Introduction
Secondary prevention of oesophageal variceal bleeding traditionally relies on combination therapy with non-selective beta-blockers and endoscopic band ligation in patients with cirrhosis. However, patients with hepatocellular carcinoma (HCC) represent a distinct high-risk population with advanced portal hypertension, impaired liver reserve and competing oncologic mortality, raising uncertainty about whether standard variceal prophylaxis strategies provide similar benefit in this setting.
Problem Statement
Although propranolol combined with endoscopic band ligation is widely accepted for secondary prophylaxis of variceal bleeding in cirrhosis, evidence specifically supporting this approach in patients with HCC has been limited.

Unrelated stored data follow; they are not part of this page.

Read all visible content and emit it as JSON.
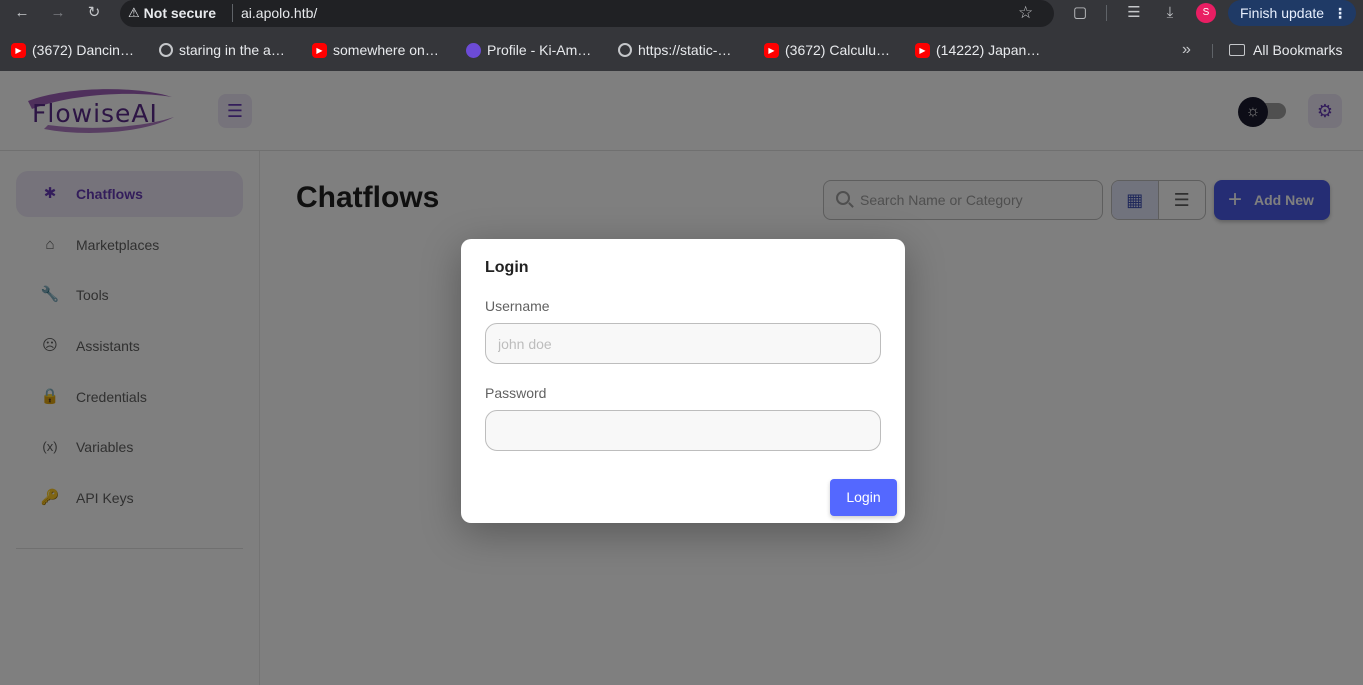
{
  "browser": {
    "security_label": "Not secure",
    "url": "ai.apolo.htb/",
    "update_label": "Finish update",
    "profile_initial": "S",
    "bookmarks": [
      {
        "label": "(3672) Dancin…",
        "icon": "youtube-icon"
      },
      {
        "label": "staring in the a…",
        "icon": "globe-icon"
      },
      {
        "label": "somewhere on…",
        "icon": "youtube-icon"
      },
      {
        "label": "Profile - Ki-Am…",
        "icon": "profile-site-icon"
      },
      {
        "label": "https://static-…",
        "icon": "globe-icon"
      },
      {
        "label": "(3672) Calculu…",
        "icon": "youtube-icon"
      },
      {
        "label": "(14222) Japan…",
        "icon": "youtube-icon"
      }
    ],
    "all_bookmarks_label": "All Bookmarks"
  },
  "app": {
    "logo_text": "FlowiseAI",
    "sidebar": {
      "items": [
        {
          "label": "Chatflows",
          "icon": "chatflow-icon",
          "active": true
        },
        {
          "label": "Marketplaces",
          "icon": "store-icon",
          "active": false
        },
        {
          "label": "Tools",
          "icon": "wrench-icon",
          "active": false
        },
        {
          "label": "Assistants",
          "icon": "robot-icon",
          "active": false
        },
        {
          "label": "Credentials",
          "icon": "lock-icon",
          "active": false
        },
        {
          "label": "Variables",
          "icon": "variable-icon",
          "active": false
        },
        {
          "label": "API Keys",
          "icon": "key-icon",
          "active": false
        }
      ]
    },
    "main": {
      "title": "Chatflows",
      "search_placeholder": "Search Name or Category",
      "add_new_label": "Add New"
    }
  },
  "login_dialog": {
    "title": "Login",
    "username_label": "Username",
    "username_placeholder": "john doe",
    "username_value": "",
    "password_label": "Password",
    "password_value": "",
    "submit_label": "Login"
  },
  "colors": {
    "accent": "#673ab7",
    "primary_button": "#4a5ae8",
    "login_button": "#5468ff",
    "chrome_bg": "#35363a"
  }
}
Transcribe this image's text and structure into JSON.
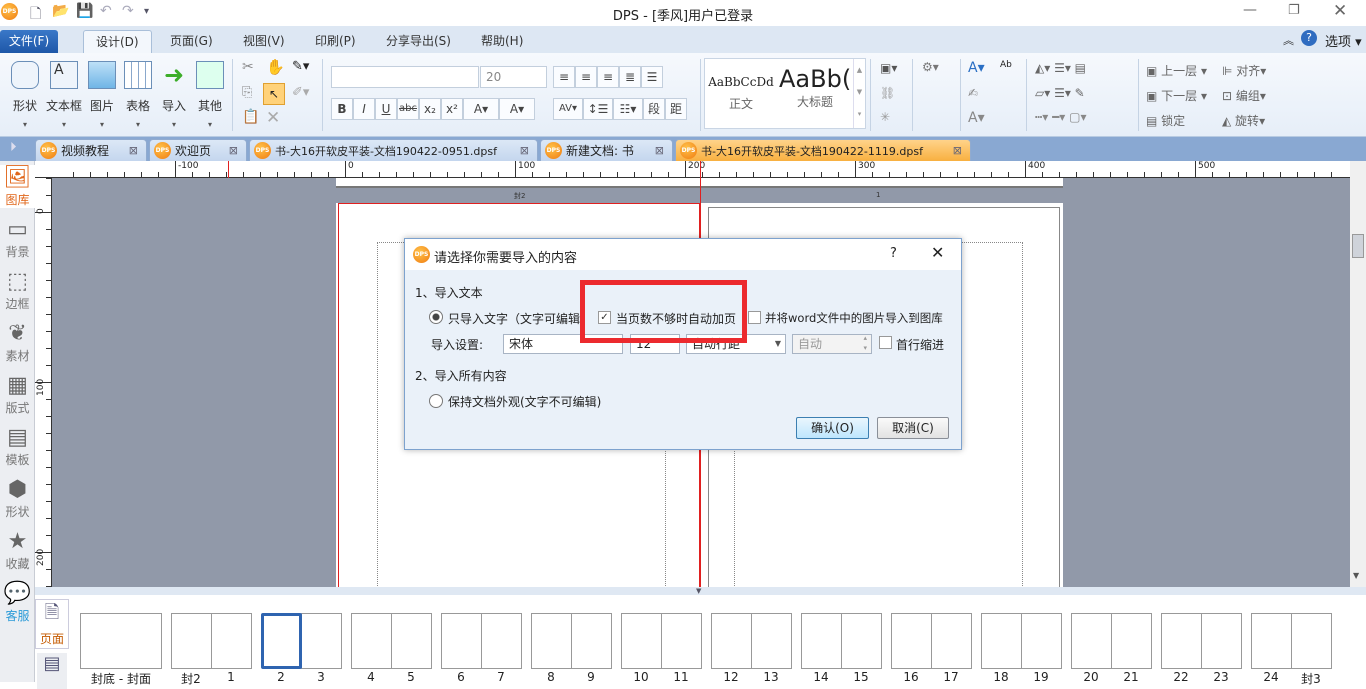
{
  "title_bar": {
    "title": "DPS - [季风]用户已登录",
    "logo": "DPS",
    "quick_access": [
      "new-file-icon",
      "open-folder-icon",
      "save-icon",
      "undo-icon",
      "redo-icon",
      "customize-icon"
    ],
    "controls": [
      "minimize-icon",
      "restore-icon",
      "close-icon"
    ]
  },
  "menu": {
    "tabs": [
      {
        "label": "文件(F)"
      },
      {
        "label": "设计(D)"
      },
      {
        "label": "页面(G)"
      },
      {
        "label": "视图(V)"
      },
      {
        "label": "印刷(P)"
      },
      {
        "label": "分享导出(S)"
      },
      {
        "label": "帮助(H)"
      }
    ],
    "active_tab": "设计(D)",
    "options_label": "选项"
  },
  "ribbon": {
    "insert_items": [
      {
        "label": "形状"
      },
      {
        "label": "文本框"
      },
      {
        "label": "图片"
      },
      {
        "label": "表格"
      },
      {
        "label": "导入"
      },
      {
        "label": "其他"
      }
    ],
    "font_name": "",
    "font_size": "20",
    "styles": [
      {
        "preview": "AaBbCcDd",
        "label": "正文"
      },
      {
        "preview": "AaBb(",
        "label": "大标题"
      }
    ],
    "arrange": [
      {
        "label": "上一层"
      },
      {
        "label": "对齐"
      },
      {
        "label": "下一层"
      },
      {
        "label": "编组"
      },
      {
        "label": "锁定"
      },
      {
        "label": "旋转"
      }
    ]
  },
  "doc_tabs": [
    {
      "label": "视频教程"
    },
    {
      "label": "欢迎页"
    },
    {
      "label": "书-大16开软皮平装-文档190422-0951.dpsf"
    },
    {
      "label": "新建文档: 书"
    },
    {
      "label": "书-大16开软皮平装-文档190422-1119.dpsf",
      "active": true
    }
  ],
  "left_panel": [
    {
      "label": "图库",
      "icon": "gallery-icon",
      "active": true
    },
    {
      "label": "背景",
      "icon": "background-icon"
    },
    {
      "label": "边框",
      "icon": "border-icon"
    },
    {
      "label": "素材",
      "icon": "material-icon"
    },
    {
      "label": "版式",
      "icon": "layout-icon"
    },
    {
      "label": "模板",
      "icon": "template-icon"
    },
    {
      "label": "形状",
      "icon": "shape-icon"
    },
    {
      "label": "收藏",
      "icon": "star-icon"
    },
    {
      "label": "客服",
      "icon": "chat-icon"
    }
  ],
  "rulers": {
    "horizontal": [
      "-100",
      "0",
      "100",
      "200",
      "300",
      "400",
      "500"
    ],
    "vertical": [
      "0",
      "100",
      "200"
    ]
  },
  "page_markers": {
    "left": "封2",
    "right": "1"
  },
  "dialog": {
    "title": "请选择你需要导入的内容",
    "help": "?",
    "section1": "1、导入文本",
    "option_text_only": "只导入文字（文字可编辑）",
    "auto_add_pages": {
      "label": "当页数不够时自动加页",
      "checked": true
    },
    "import_images": {
      "label": "并将word文件中的图片导入到图库",
      "checked": false
    },
    "settings_label": "导入设置:",
    "font": "宋体",
    "size": "12",
    "line_spacing": "自动行距",
    "spacing_value": "自动",
    "first_line_indent": {
      "label": "首行缩进",
      "checked": false
    },
    "section2": "2、导入所有内容",
    "option_keep_layout": "保持文档外观(文字不可编辑)",
    "selected_option": "text_only",
    "ok": "确认(O)",
    "cancel": "取消(C)",
    "highlight_color": "#ec2a2e"
  },
  "page_strip": {
    "tab_label": "页面",
    "spreads": [
      {
        "labels": [
          "封底 - 封面"
        ]
      },
      {
        "labels": [
          "封2",
          "1"
        ]
      },
      {
        "labels": [
          "2",
          "3"
        ],
        "selected": "2"
      },
      {
        "labels": [
          "4",
          "5"
        ]
      },
      {
        "labels": [
          "6",
          "7"
        ]
      },
      {
        "labels": [
          "8",
          "9"
        ]
      },
      {
        "labels": [
          "10",
          "11"
        ]
      },
      {
        "labels": [
          "12",
          "13"
        ]
      },
      {
        "labels": [
          "14",
          "15"
        ]
      },
      {
        "labels": [
          "16",
          "17"
        ]
      },
      {
        "labels": [
          "18",
          "19"
        ]
      },
      {
        "labels": [
          "20",
          "21"
        ]
      },
      {
        "labels": [
          "22",
          "23"
        ]
      },
      {
        "labels": [
          "24",
          "封3"
        ]
      }
    ]
  }
}
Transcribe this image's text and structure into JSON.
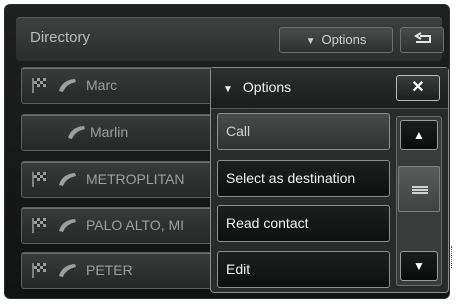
{
  "header": {
    "title": "Directory",
    "options_label": "Options",
    "back_icon": "back-return-icon"
  },
  "contacts": [
    {
      "name": "Marc",
      "has_flag": true,
      "icon": "phone-icon"
    },
    {
      "name": "Marlin",
      "has_flag": false,
      "icon": "phone-icon"
    },
    {
      "name": "METROPLITAN",
      "has_flag": true,
      "icon": "phone-icon"
    },
    {
      "name": "PALO ALTO, MI",
      "has_flag": true,
      "icon": "phone-icon"
    },
    {
      "name": "PETER",
      "has_flag": true,
      "icon": "phone-icon"
    }
  ],
  "options_menu": {
    "title": "Options",
    "close_icon": "close-x-icon",
    "items": [
      {
        "label": "Call",
        "style": "dim"
      },
      {
        "label": "Select as destination",
        "style": "normal"
      },
      {
        "label": "Read contact",
        "style": "normal"
      },
      {
        "label": "Edit",
        "style": "normal"
      }
    ],
    "scroll_up_icon": "scroll-up-icon",
    "scroll_down_icon": "scroll-down-icon"
  },
  "colors": {
    "background": "#1a1b1b",
    "text_primary": "#f3f3f3",
    "text_muted": "#9aa09c"
  }
}
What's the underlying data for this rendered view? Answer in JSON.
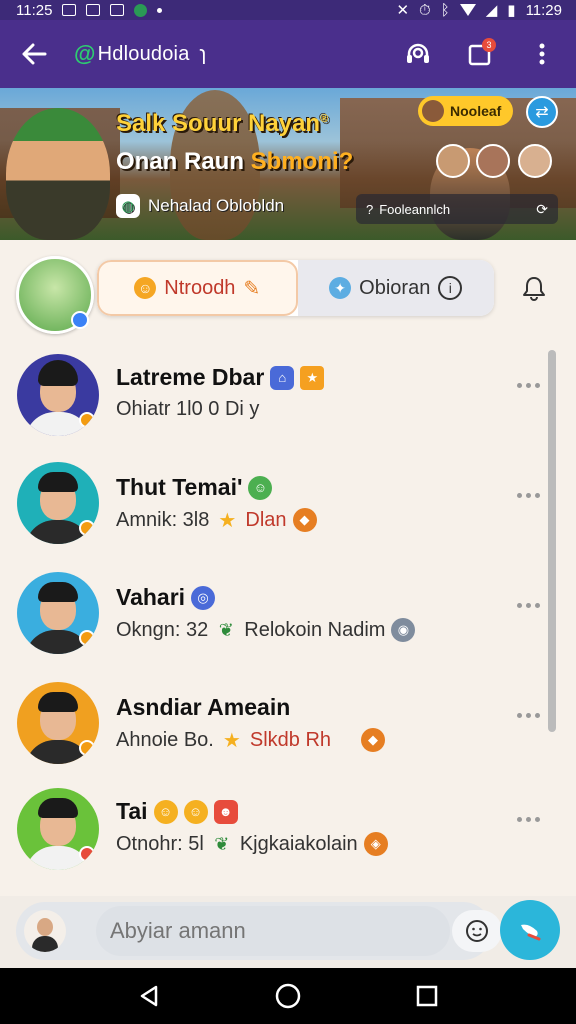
{
  "status_bar": {
    "time_left": "11:25",
    "time_right": "11:29"
  },
  "app_bar": {
    "title": "Hdloudoia",
    "title_suffix": "ɿ",
    "logo_glyph": "@",
    "notif_count": "3"
  },
  "banner": {
    "title": "Salk Souur Nayan",
    "title_mark": "®",
    "subtitle_prefix": "Onan Raun ",
    "subtitle_highlight": "Sbmoni?",
    "meta_label": "Nehalad Oblobldn",
    "pill_label": "Nooleaf",
    "chip_label": "Fooleannlch",
    "chip_prefix": "?"
  },
  "filters": {
    "tabs": [
      {
        "label": "Ntroodh",
        "active": true
      },
      {
        "label": "Obioran",
        "active": false
      }
    ]
  },
  "list": {
    "items": [
      {
        "name": "Latreme Dbar",
        "name_emojis": [
          "🏠",
          "⭐"
        ],
        "sub": "Ohiatr 1l0 0 Di y",
        "sub_extra": "",
        "sub_emoji": "",
        "avatar_bg": "#3a3aa0",
        "badge_color": "#f39c12"
      },
      {
        "name": "Thut Temai'",
        "name_emojis": [
          "😺"
        ],
        "sub": "Amnik: 3l8 ",
        "sub_extra": "Dlan",
        "sub_emoji": "⭐",
        "avatar_bg": "#1fb0b8",
        "badge_color": "#f39c12"
      },
      {
        "name": "Vahari",
        "name_emojis": [
          "🌀"
        ],
        "sub": "Okngn: 32 ",
        "sub_extra": "Relokoin Nadim",
        "sub_emoji": "🌿",
        "avatar_bg": "#3aaedf",
        "badge_color": "#f39c12"
      },
      {
        "name": "Asndiar Ameain",
        "name_emojis": [],
        "sub": "Ahnoie Bo. ",
        "sub_extra": "Slkdb Rh",
        "sub_emoji": "⭐",
        "avatar_bg": "#f0a020",
        "badge_color": "#f39c12"
      },
      {
        "name": "Tai",
        "name_emojis": [
          "😊",
          "😊",
          "😺"
        ],
        "sub": "Otnohr: 5l ",
        "sub_extra": "Kjgkaiakolain",
        "sub_emoji": "🌿",
        "avatar_bg": "#6ac23a",
        "badge_color": "#e74c3c"
      }
    ]
  },
  "composer": {
    "placeholder": "Abyiar amann"
  },
  "colors": {
    "primary": "#4a2f8c",
    "accent": "#2bb6da",
    "active_tab": "#c0392b"
  },
  "icons": [
    "back-arrow-icon",
    "headset-icon",
    "square-icon",
    "more-vert-icon",
    "bell-icon",
    "emoji-icon",
    "send-icon",
    "back-triangle-icon",
    "home-circle-icon",
    "recents-square-icon"
  ]
}
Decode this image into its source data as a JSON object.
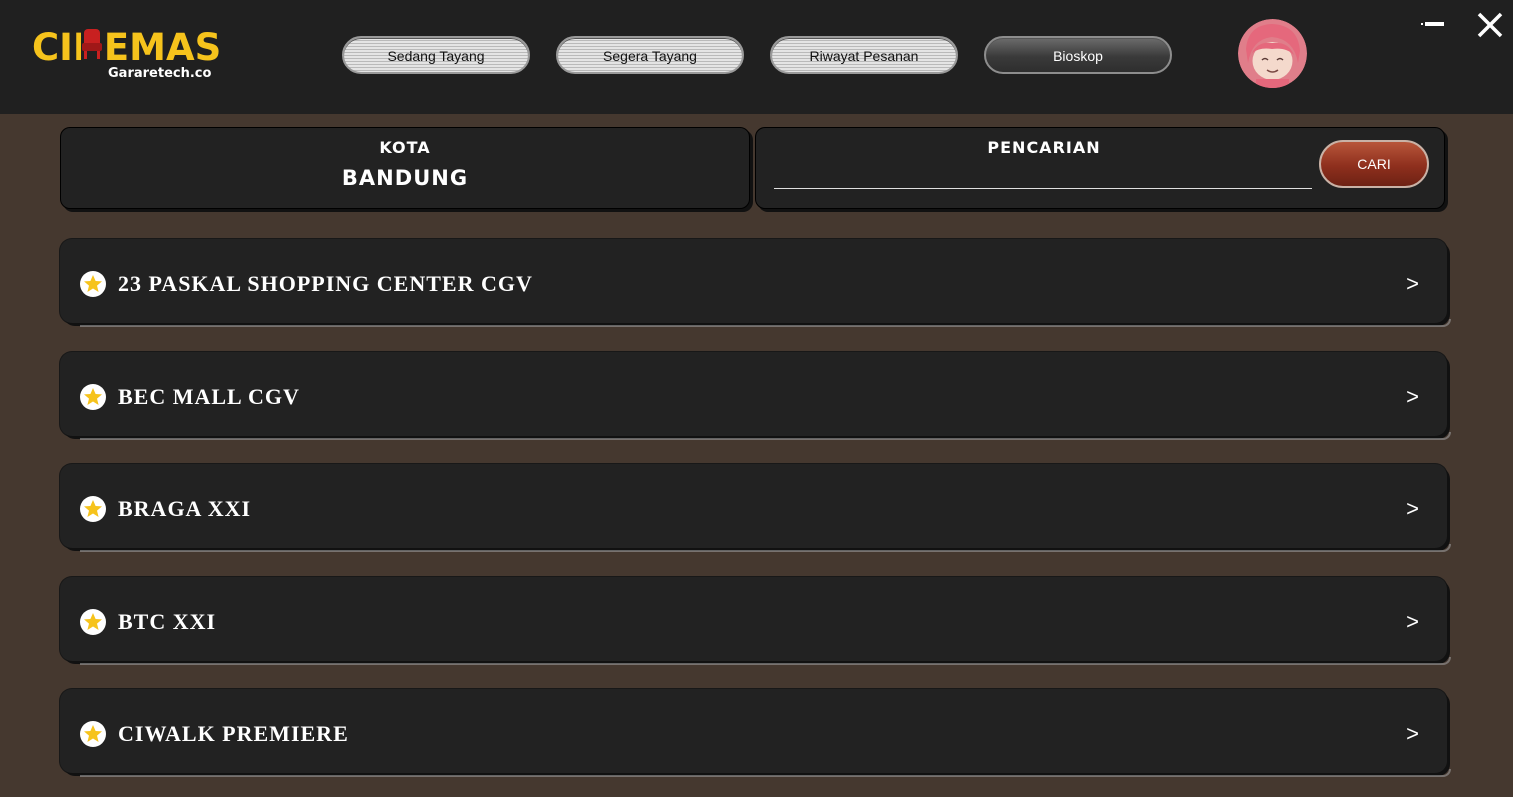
{
  "app": {
    "logo_text": "CINEMAS",
    "logo_subtitle": "Gararetech.co"
  },
  "nav": {
    "items": [
      {
        "label": "Sedang Tayang",
        "active": false
      },
      {
        "label": "Segera Tayang",
        "active": false
      },
      {
        "label": "Riwayat Pesanan",
        "active": false
      },
      {
        "label": "Bioskop",
        "active": true
      }
    ]
  },
  "filters": {
    "city_label": "KOTA",
    "city_value": "BANDUNG",
    "search_label": "PENCARIAN",
    "search_value": "",
    "search_button": "CARI"
  },
  "cinemas": [
    {
      "name": "23 PASKAL SHOPPING CENTER CGV",
      "arrow": ">"
    },
    {
      "name": "BEC MALL CGV",
      "arrow": ">"
    },
    {
      "name": "BRAGA XXI",
      "arrow": ">"
    },
    {
      "name": "BTC XXI",
      "arrow": ">"
    },
    {
      "name": "CIWALK PREMIERE",
      "arrow": ">"
    }
  ],
  "colors": {
    "background": "#45382f",
    "header": "#202020",
    "card": "#222222",
    "logo_yellow": "#f6c31c",
    "cari_button": "#8e2f1d",
    "star": "#f6c31c"
  },
  "icons": {
    "avatar": "avatar",
    "minimize": "minimize-icon",
    "close": "close-icon",
    "favorite": "star-icon"
  }
}
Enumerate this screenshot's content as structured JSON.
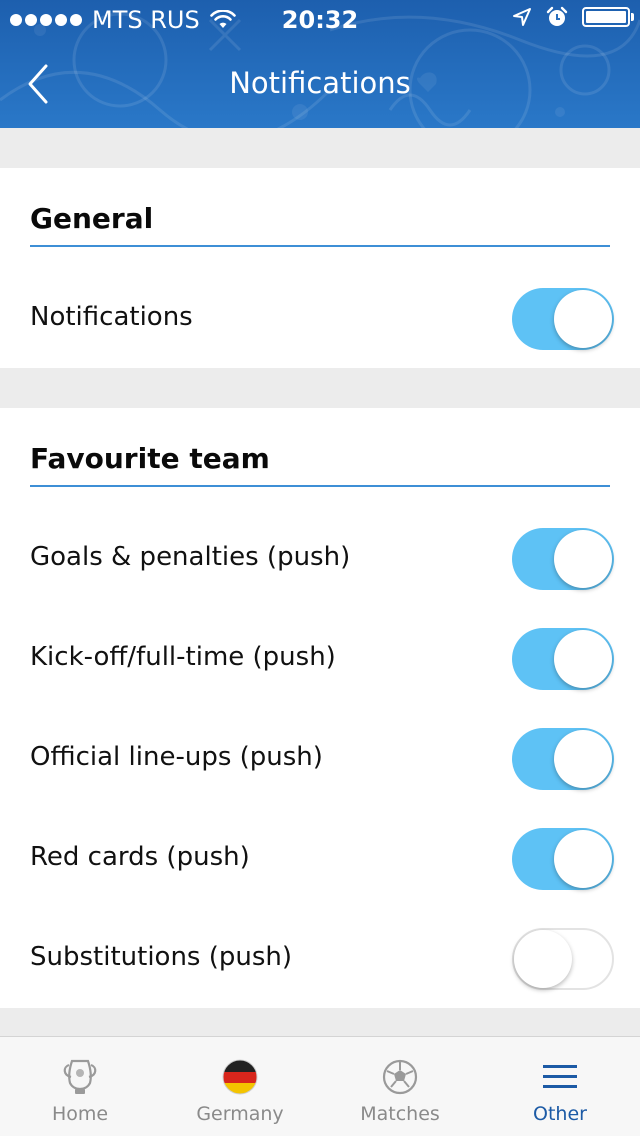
{
  "status_bar": {
    "carrier": "MTS RUS",
    "time": "20:32"
  },
  "nav": {
    "title": "Notifications"
  },
  "sections": [
    {
      "heading": "General",
      "rows": [
        {
          "label": "Notifications",
          "enabled": true
        }
      ]
    },
    {
      "heading": "Favourite team",
      "rows": [
        {
          "label": "Goals & penalties (push)",
          "enabled": true
        },
        {
          "label": "Kick-off/full-time (push)",
          "enabled": true
        },
        {
          "label": "Official line-ups (push)",
          "enabled": true
        },
        {
          "label": "Red cards (push)",
          "enabled": true
        },
        {
          "label": "Substitutions (push)",
          "enabled": false
        }
      ]
    }
  ],
  "tabs": [
    {
      "label": "Home",
      "icon": "trophy-icon",
      "active": false
    },
    {
      "label": "Germany",
      "icon": "germany-flag-icon",
      "active": false
    },
    {
      "label": "Matches",
      "icon": "football-icon",
      "active": false
    },
    {
      "label": "Other",
      "icon": "menu-icon",
      "active": true
    }
  ],
  "colors": {
    "header": "#2a78c8",
    "toggle_on": "#5ec2f5",
    "section_rule": "#3d8fd6",
    "active_tab": "#1c5aa5"
  }
}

The balance between efficacy, tolerability and survival benefit in patients with advanced liver cancer and portal hypertension remains unclear.
Summary
This randomized trial demonstrates that adding propranolol to endoscopic band ligation does not improve outcomes in patients with HCC undergoing secondary prevention of oesophageal variceal bleeding. Rates of early re bleeding, cumulative recurrent bleeding and overall survival were similar between patients treated with combination therapy and those receiving band ligation alone. Importantly, the study population largely consisted of patients with advanced disease and impaired hepatic reserve, reflecting a clinically relevant real-world HCC cohort. Large varices emerged as the primary predictor of recurrent bleeding, emphasizing the dominant role of portal hypertensive severity rather than beta-blocker therapy in determining outcomes. These findings challenge the routine extrapolation of cirrhosis-based secondary prophylaxis strategies to patients with HCC and suggest that the additional use of propranolol may not provide meaningful clinical benefit in this population. The study supports a more individualized approach to variceal management in HCC, particularly in patients with advanced tumor burden and decompensated liver disease.